Indonesia terdiri dari banyak pulau dan suku bangsa. Ketersediaan bahan baku di masing-masing wilayah berbeda. Hal ini tentu membuat kuliner Indonesia sangat beragam dengan berbagai cita rasa yang khas. Cara memasak antara satu daerah dengan yang lainnya juga berbeda. Ada beberapa daerah yang memiliki masakan yang untuk membuatnya diperlukan waktu yang sangat lama sekali, bisa hingga lebih dari 24 jam karena menggunakan panas api yang sangat minimal, seperti masakan Gudeg dari Jogjakarta atau Betutu dari Bali. Sementara banyak jenis masakan lain hanya memerlukan waktu pengolahan yang singkat, berkisar antara 15 menit hingga setengah jam saja.
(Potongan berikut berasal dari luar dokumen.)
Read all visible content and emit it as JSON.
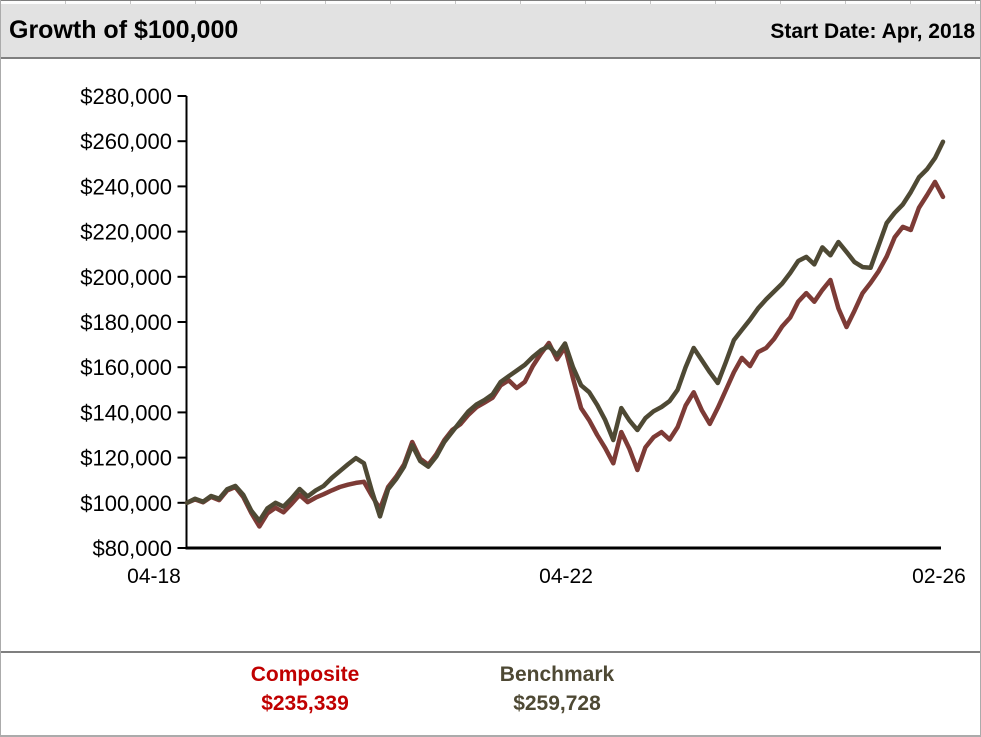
{
  "header": {
    "title": "Growth of $100,000",
    "start_date_label": "Start Date: Apr, 2018"
  },
  "legend": {
    "composite_label": "Composite",
    "composite_value": "$235,339",
    "benchmark_label": "Benchmark",
    "benchmark_value": "$259,728"
  },
  "colors": {
    "composite_line": "#7D3B36",
    "benchmark_line": "#4E4934",
    "composite_legend_text": "#C00000",
    "benchmark_legend_text": "#4E4934",
    "header_bg": "#E2E2E2",
    "axis": "#000000"
  },
  "chart_data": {
    "type": "line",
    "title": "Growth of $100,000",
    "start_month": "2018-04",
    "end_month": "2026-02",
    "frequency": "monthly",
    "grid": false,
    "legend_position": "bottom",
    "ylim": [
      80000,
      280000
    ],
    "y_ticks": [
      80000,
      100000,
      120000,
      140000,
      160000,
      180000,
      200000,
      220000,
      240000,
      260000,
      280000
    ],
    "y_tick_format": "$#,##0",
    "x_tick_labels": [
      {
        "label": "04-18",
        "month_index": 0
      },
      {
        "label": "04-22",
        "month_index": 48
      },
      {
        "label": "02-26",
        "month_index": 94
      }
    ],
    "series": [
      {
        "name": "Composite",
        "color": "#7D3B36",
        "label_color": "#C00000",
        "final_value": 235339,
        "values": [
          100000,
          101500,
          100200,
          102600,
          101200,
          105500,
          107000,
          102500,
          95500,
          89500,
          95300,
          97800,
          95800,
          99500,
          103500,
          100300,
          102300,
          103800,
          105500,
          107000,
          108000,
          108800,
          109300,
          103000,
          97300,
          107000,
          111500,
          117000,
          126900,
          119500,
          116800,
          121500,
          127800,
          132300,
          134800,
          139000,
          142300,
          144400,
          146500,
          152000,
          154200,
          150800,
          153500,
          160500,
          166000,
          170700,
          163500,
          168800,
          155000,
          141900,
          136600,
          130000,
          124200,
          117500,
          131300,
          124000,
          114500,
          124500,
          129000,
          131300,
          128000,
          133500,
          143000,
          148900,
          141000,
          134900,
          142000,
          149900,
          157800,
          164100,
          160500,
          166700,
          168500,
          172500,
          178000,
          182000,
          189000,
          192800,
          189000,
          194200,
          198600,
          186000,
          177800,
          185000,
          192800,
          197300,
          202500,
          209000,
          217500,
          222100,
          220700,
          230500,
          236000,
          242000,
          235339
        ]
      },
      {
        "name": "Benchmark",
        "color": "#4E4934",
        "label_color": "#4E4934",
        "final_value": 259728,
        "values": [
          100000,
          101800,
          100500,
          103000,
          101800,
          106000,
          107500,
          103500,
          96500,
          92000,
          97500,
          100000,
          98300,
          102000,
          106100,
          102800,
          105500,
          107500,
          111000,
          114000,
          117000,
          119800,
          117500,
          105000,
          94000,
          106000,
          110500,
          116000,
          125500,
          118500,
          116000,
          120500,
          127000,
          131500,
          136000,
          140500,
          143500,
          145500,
          148000,
          153500,
          156000,
          158500,
          161000,
          164500,
          167500,
          169300,
          165400,
          170500,
          160000,
          152000,
          149000,
          143300,
          136600,
          127800,
          141900,
          136500,
          132200,
          137500,
          140500,
          142400,
          145000,
          150000,
          160000,
          168500,
          163200,
          157800,
          153000,
          162300,
          172000,
          176500,
          181000,
          186000,
          190000,
          193500,
          197000,
          201700,
          207000,
          208800,
          205500,
          213000,
          209500,
          215400,
          211000,
          206500,
          204300,
          204000,
          214000,
          223800,
          228300,
          232000,
          237500,
          244000,
          247500,
          252500,
          259728
        ]
      }
    ]
  }
}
Berdasarkan kebiasaan yang berlaku umum, baik di Indonesia ataupun di Bali khususnya, urusan memasak merupakan tugas para perempuan: ibu rumah tangga dan anak-anak perempuan dalam keluarga. Kecuali beberapa jenis masakan yang terkait dengan satu upacara keagamaan, biasanya dikerjakan oleh kaum laki-laki. Misalnya salah satu jenis makanan khas Bali yang bernama lawar. Mungkin karena memerlukan banyak tenaga dalam membuat lawar, mulai dari pemotongan hewan (biasanya babi atau bebek atau ayam) hingga menyiapkan beberapa jenis sayur seperti buah nangka muda, daun pakis, buah pepaya muda, parutan kelapa dan beberapa jenis sayur lainnya, maka pihak laki-laki dianggap sebagai pihak yang lebih pas untuk tugas membuat lawar.


Lawar biasanya dibuat ketika ada upacara, baik upacara di pura maupun di rumah. Selain untuk keperluan sembahyang, lawar dibuat untuk konsumsi para kerabat dan tetangga yang membantu pelaksanaan upacara, oleh karena itu, untuk satu kali racikan, lawar dibuat cukup untuk konsumsi lebih dari 30 orang hingga 100 orang atau bahkan lebih tergantung dari berapa banyak orang yang terlibat untuk mempersiapkan upacara tersebut. 


Lawar diberi nama sesuai dengan bahan yang dipakai untuk membuatnya, seperti misalnya lawar yang menggunakan nangka muda maka lawar tersebut dinamakan lawar nangka, lawar yang menggunakan daging bebek, maka lawar tersebut dinamakan lawar bebek dan sebagainya. Meski awalnya lawar dibuat untuk keperluan upacara keagamaan, namun saat ini lawar telah menjadi bagian dari kuliner Bali sehari-hari yang bisa kita jumpai baik di warung maupun restoran di Bali.